Dulu, ketika saya masih kecil, ya sekitar usia 5-6 tahun, saya seringkali terlibat "lomba" dengan teman-teman sebaya. Lomba yang nge-trend waktu itu adalah lomba "besar-besaran" kepemilikan atas sesuatu. Namanya juga anak kecil, "lomba" yang diikuti ya biasanya lomba adu mulut...hehe

Mulailah teman saya itu unjuk gigi duluan, "Rumah saya itu lebih besar dari rumahmu." Ditantang seperti itu jelas naluri emosi saya meningkat. Seandainya ketika itu saya tau bahwa rumah yang dia maksud adalah rumah orang tuanya, mungkin saya tidak terlampau emosi, sialnya saya belum tau.
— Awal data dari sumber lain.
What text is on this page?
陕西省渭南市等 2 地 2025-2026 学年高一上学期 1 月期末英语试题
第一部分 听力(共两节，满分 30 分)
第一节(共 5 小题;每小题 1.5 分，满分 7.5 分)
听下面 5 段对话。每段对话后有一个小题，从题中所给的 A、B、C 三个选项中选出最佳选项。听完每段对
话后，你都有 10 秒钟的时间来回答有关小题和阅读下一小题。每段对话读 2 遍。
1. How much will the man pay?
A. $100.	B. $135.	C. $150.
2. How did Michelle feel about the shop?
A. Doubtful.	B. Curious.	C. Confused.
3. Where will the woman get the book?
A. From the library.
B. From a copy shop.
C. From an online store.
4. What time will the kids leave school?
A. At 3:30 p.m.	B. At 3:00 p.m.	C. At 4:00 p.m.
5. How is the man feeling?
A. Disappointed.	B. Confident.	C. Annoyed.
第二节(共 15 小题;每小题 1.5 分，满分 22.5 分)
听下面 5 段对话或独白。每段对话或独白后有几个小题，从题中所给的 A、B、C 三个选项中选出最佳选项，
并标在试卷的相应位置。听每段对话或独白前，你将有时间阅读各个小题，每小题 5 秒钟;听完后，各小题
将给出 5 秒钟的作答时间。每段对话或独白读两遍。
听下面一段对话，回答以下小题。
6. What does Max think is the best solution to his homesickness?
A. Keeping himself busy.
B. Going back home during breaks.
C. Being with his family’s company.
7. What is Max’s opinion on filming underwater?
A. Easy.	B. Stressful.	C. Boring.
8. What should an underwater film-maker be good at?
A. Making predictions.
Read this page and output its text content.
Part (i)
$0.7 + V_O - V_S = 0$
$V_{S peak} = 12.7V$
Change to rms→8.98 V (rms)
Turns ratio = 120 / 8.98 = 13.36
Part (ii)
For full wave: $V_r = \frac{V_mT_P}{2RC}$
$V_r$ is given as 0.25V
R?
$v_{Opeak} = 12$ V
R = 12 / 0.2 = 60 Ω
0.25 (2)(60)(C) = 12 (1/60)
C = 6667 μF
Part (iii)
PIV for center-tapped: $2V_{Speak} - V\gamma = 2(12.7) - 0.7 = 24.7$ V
Langsung saja saya balas, "Rumah saya jelas lebih besar dari rumahmu, rumah saya sebesar komplek perumahan ini." Tak mau kalah, dia membalasnya, "Rumah saya sebesar kota!!". Masih dengan emosi, saya mengatakan, "Rumah saya sebesar pulau". Emosi melihat tangan saya yang bergerak membentuk sebuah lingkaran besar, dia membalasnya lagi, "Rumah saya sebesar Negara Indonesia." Mulailah saya berpikir sejenak, kemudian akhirnya muncul ide cemerlang. Sambil tersenyum saya mengatakan, "Rumah saya sebesar dunia..haha!!" Dengan cepat teman saya itu mengatakan, "Rumah saya sebesar alam semesta!" Wuih...besar banget pikir saya. Untuk ukuran anak kecil, frase "alam semesta" udah nyangkut di otaknya saja sudah luar biasa, apalagi dia bisa menggunakannya untuk melawan saya waktu itu. Saya mulai kehabisan kata-kata...tuk..tuk..tuk...dan kemudian secercah harapanpun muncul, dengan santai dan sambil tersenyum saya mengatakan, "Rumah saya sebesar Tuhan." Teman saya langsung diam seribu bahasa, walaupun saya tau betul dia tidak menguasai seribu bahasa. Jangankan seribu bahasa, bahasa Indonesianya saja masih acak-acakan.

Bagi sebagian orang, cerita di atas mungkin lucu, mungkin biasa saja, atau bahkan mungkin ada yang tersinggung karena mengeksplorasi sesuatu yang membawa-bawa Tuhan dalam perkelahian. Tapi ya namanya juga anak kecil..hehe. Habis beradu mulut, biasanya tak lebih dari 5 menit, 2 jari kelingking sudah tertaut kembali. Melalui ilustrasi cerita di atas, yang ingin saya sampaikan adalah bahwa kita akan selalu "menang" dengan "mengandalkan Tuhan". Mengandalkan Tuhan yang saya makud tentu tidak persis sama dengan cerita di atas, tapi dengan meletakkan prinsip tersebut di hati kita masing-masing, tidak perlu sesumbar atau bahkan digunakan untuk merendahkan orang lain yang berbeda cara pandangnya. Cukup untuk diri sendiri dulu. Menang yang keren itu bukan dengan mengalahkan orang lain, tapi dengan meredam keinginan-keinginan untuk menyombongkan diri. Banyak hal yang rasa-rasanya tidak mungkin kita lakukan dalam hidup ini. Dan bila kita ingin mengurangi ketidakmungkinan-ketidakmungkinan tersebut, jangan hanya mengandalkan diri sendiri, andalkan Tuhan, pasrah dan ikhlas. Walaupun masih sulit, kita coba dan tidak lupa saling mengingatkan.